AWS Partner Network (APN) Blog
How Protegrity Helps Protect PII and PHI Data at Scale on Amazon S3 with AWS Lambda
By Muneeb Hasan, Sr. Partner Solution Engineer – Protegrity
By Tamara Astakhova, Sr. Partner Solution Architect – AWS
By Venkatesh Aravamudan, Partner Solution Architect – AWS
Protegrity |
With the ever-growing need for enterprise data to migrate to the cloud, and the necessity of keeping that data secure, organizations are searching for tools that enable migration while meeting regulatory requirements for data security and privacy.
To meet these needs for customers, Protegrity, an AWS Data and Analytics Competency Partner and global leader in data security, has introduced new solutions leveraging Amazon Simple Storage Service (Amazon S3), and these products are now available via AWS Marketplace:
- Cloud Protect for S3 Financial Markets
- Cloud Protect for S3 Healthcare
- Cloud Protect for S3 Manufacturing
Cloud Protect for S3 enables you to secure your sensitive data in Amazon S3 with Protegrity technology such as tokenization.
Protegrity provides a data tokenization Rest API endpoint that is built on a serverless AWS Lambda architecture.
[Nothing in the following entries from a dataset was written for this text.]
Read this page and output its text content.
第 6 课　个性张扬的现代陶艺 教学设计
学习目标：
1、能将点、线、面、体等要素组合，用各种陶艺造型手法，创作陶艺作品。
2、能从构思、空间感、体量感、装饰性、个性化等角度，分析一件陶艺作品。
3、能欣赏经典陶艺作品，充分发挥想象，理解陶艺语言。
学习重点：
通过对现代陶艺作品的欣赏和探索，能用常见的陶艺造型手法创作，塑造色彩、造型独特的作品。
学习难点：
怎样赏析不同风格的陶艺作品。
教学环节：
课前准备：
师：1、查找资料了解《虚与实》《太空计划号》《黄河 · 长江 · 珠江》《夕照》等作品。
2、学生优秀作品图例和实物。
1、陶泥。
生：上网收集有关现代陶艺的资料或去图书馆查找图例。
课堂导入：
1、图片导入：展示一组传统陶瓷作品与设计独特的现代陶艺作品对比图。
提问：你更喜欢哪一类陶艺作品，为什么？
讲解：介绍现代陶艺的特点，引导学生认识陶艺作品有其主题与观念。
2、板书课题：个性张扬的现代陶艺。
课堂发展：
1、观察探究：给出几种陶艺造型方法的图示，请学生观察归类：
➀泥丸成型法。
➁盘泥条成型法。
The product is designed to scale elastically and yield reliable query performance under high concurrent loads, and it is ideal for complex extract, transform, load (ETL) use cases.
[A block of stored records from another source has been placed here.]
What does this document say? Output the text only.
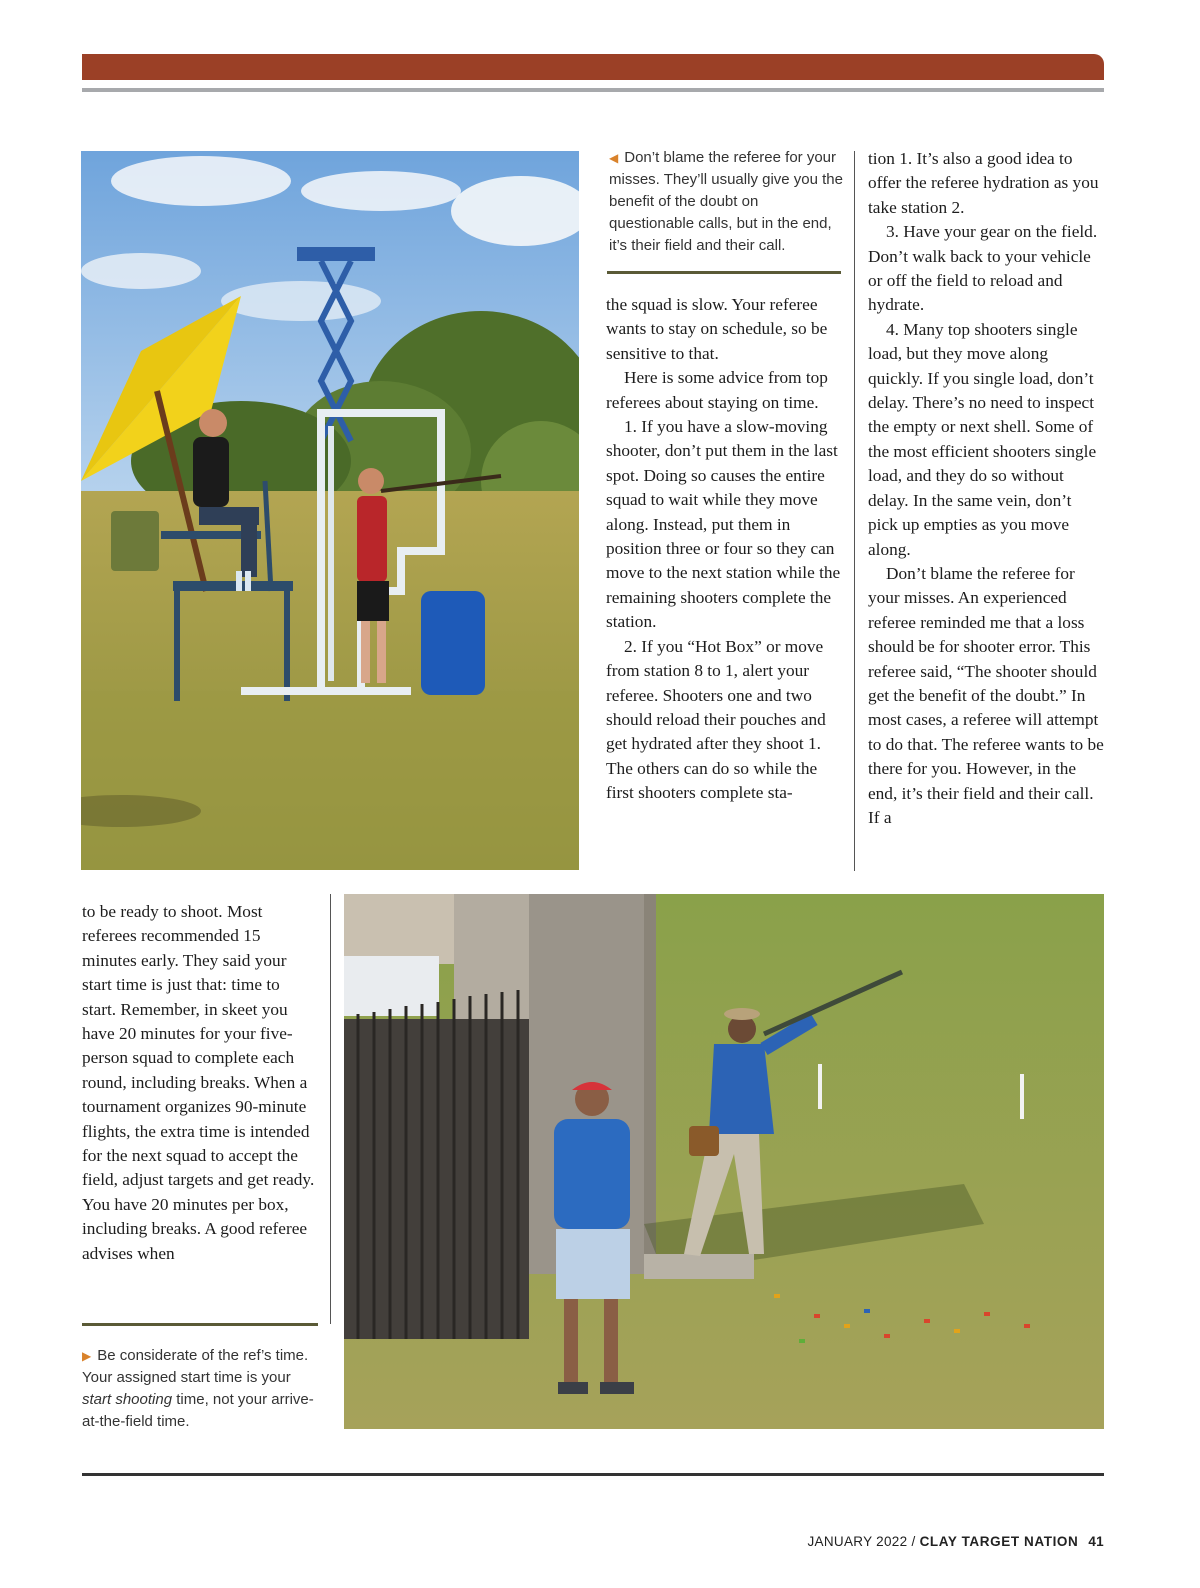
◀ Don’t blame the referee for your misses. They’ll usually give you the benefit of the doubt on questionable calls, but in the end, it’s their field and their call.

the squad is slow. Your referee wants to stay on schedule, so be sensitive to that.

Here is some advice from top referees about staying on time.

1. If you have a slow-moving shooter, don’t put them in the last spot. Doing so causes the entire squad to wait while they move along. Instead, put them in position three or four so they can move to the next station while the remaining shooters complete the station.

2. If you “Hot Box” or move from station 8 to 1, alert your referee. Shooters one and two should reload their pouches and get hydrated after they shoot 1. The others can do so while the first shooters complete sta-

tion 1. It’s also a good idea to offer the referee hydration as you take station 2.

3. Have your gear on the field. Don’t walk back to your vehicle or off the field to reload and hydrate.

4. Many top shooters single load, but they move along quickly. If you single load, don’t delay. There’s no need to inspect the empty or next shell. Some of the most efficient shooters single load, and they do so without delay. In the same vein, don’t pick up empties as you move along.

Don’t blame the referee for your misses. An experienced referee reminded me that a loss should be for shooter error. This referee said, “The shooter should get the benefit of the doubt.” In most cases, a referee will attempt to do that. The referee wants to be there for you. However, in the end, it’s their field and their call. If a

to be ready to shoot. Most referees recommended 15 minutes early. They said your start time is just that: time to start. Remember, in skeet you have 20 minutes for your five-person squad to complete each round, including breaks. When a tournament organizes 90-minute flights, the extra time is intended for the next squad to accept the field, adjust targets and get ready. You have 20 minutes per box, including breaks. A good referee advises when

▶ Be considerate of the ref’s time. Your assigned start time is your start shooting time, not your arrive-at-the-field time.
JANUARY 2022 / CLAY TARGET NATION 41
In this post, we will describe how customers can use Protegrity products to accelerate their personally identifiable information (PII) and personal health information (PHI) data protection efforts at scale in the cloud.
About Tokenization
Tokenization is a common data protection technique used by organizations to reduce risk of exposure and meet regulatory and privacy compliance requirements. In privacy use cases, for example, tokens are substituted for fields such as PII, protecting the identity of the individual while preserving the analytical value of the data.
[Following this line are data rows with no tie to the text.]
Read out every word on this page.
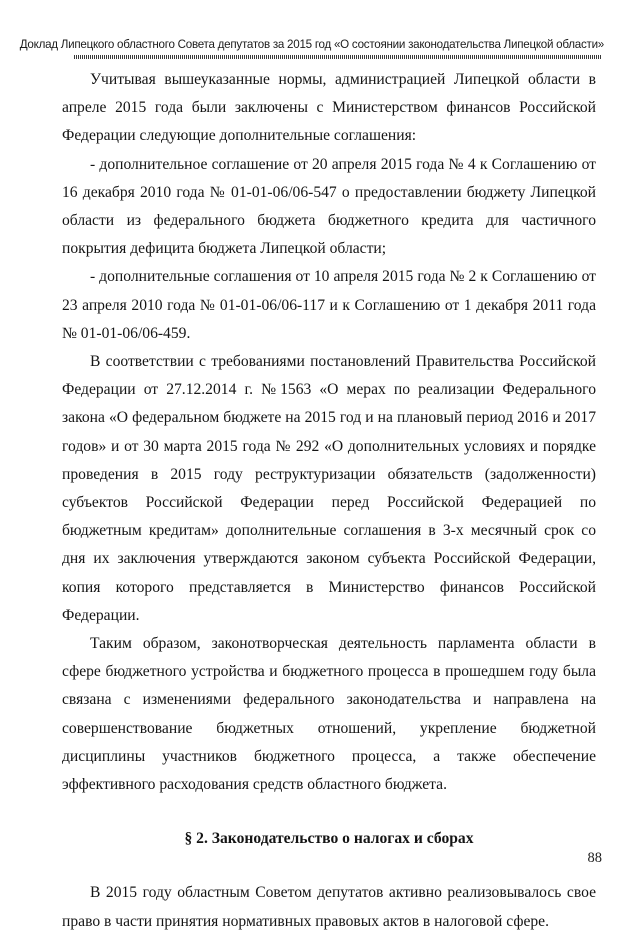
Доклад Липецкого областного Совета депутатов за 2015 год «О состоянии законодательства Липецкой области»

Учитывая вышеуказанные нормы, администрацией Липецкой области в апреле 2015 года были заключены с Министерством финансов Российской Федерации следующие дополнительные соглашения:

- дополнительное соглашение от 20 апреля 2015 года № 4 к Соглашению от 16 декабря 2010 года № 01-01-06/06-547 о предоставлении бюджету Липецкой области из федерального бюджета бюджетного кредита для частичного покрытия дефицита бюджета Липецкой области;

- дополнительные соглашения от 10 апреля 2015 года № 2 к Соглашению от 23 апреля 2010 года № 01-01-06/06-117 и к Соглашению от 1 декабря 2011 года № 01-01-06/06-459.

В соответствии с требованиями постановлений Правительства Российской Федерации от 27.12.2014 г. №1563 «О мерах по реализации Федерального закона «О федеральном бюджете на 2015 год и на плановый период 2016 и 2017 годов» и от 30 марта 2015 года № 292 «О дополнительных условиях и порядке проведения в 2015 году реструктуризации обязательств (задолженности) субъектов Российской Федерации перед Российской Федерацией по бюджетным кредитам» дополнительные соглашения в 3-х месячный срок со дня их заключения утверждаются законом субъекта Российской Федерации, копия которого представляется в Министерство финансов Российской Федерации.

Таким образом, законотворческая деятельность парламента области в сфере бюджетного устройства и бюджетного процесса в прошедшем году была связана с изменениями федерального законодательства и направлена на совершенствование бюджетных отношений, укрепление бюджетной дисциплины участников бюджетного процесса, а также обеспечение эффективного расходования средств областного бюджета.

§ 2. Законодательство о налогах и сборах

В 2015 году областным Советом депутатов активно реализовывалось свое право в части принятия нормативных правовых актов в налоговой сфере.

88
Protected data is liberated to move from private networks to the public cloud, into software-as-a-service (SaaS) platforms, or third-party processors without increasing risk of exposure or jeopardizing privacy and regulatory requirements.
Tokenized data embeds an inherent access control layer that follows the data regardless of where it resides: databases, data warehouses, data lakes, or cloud storage. When an authorized user needs access, the token can be swapped for the original value by an authorized user based on their need to know.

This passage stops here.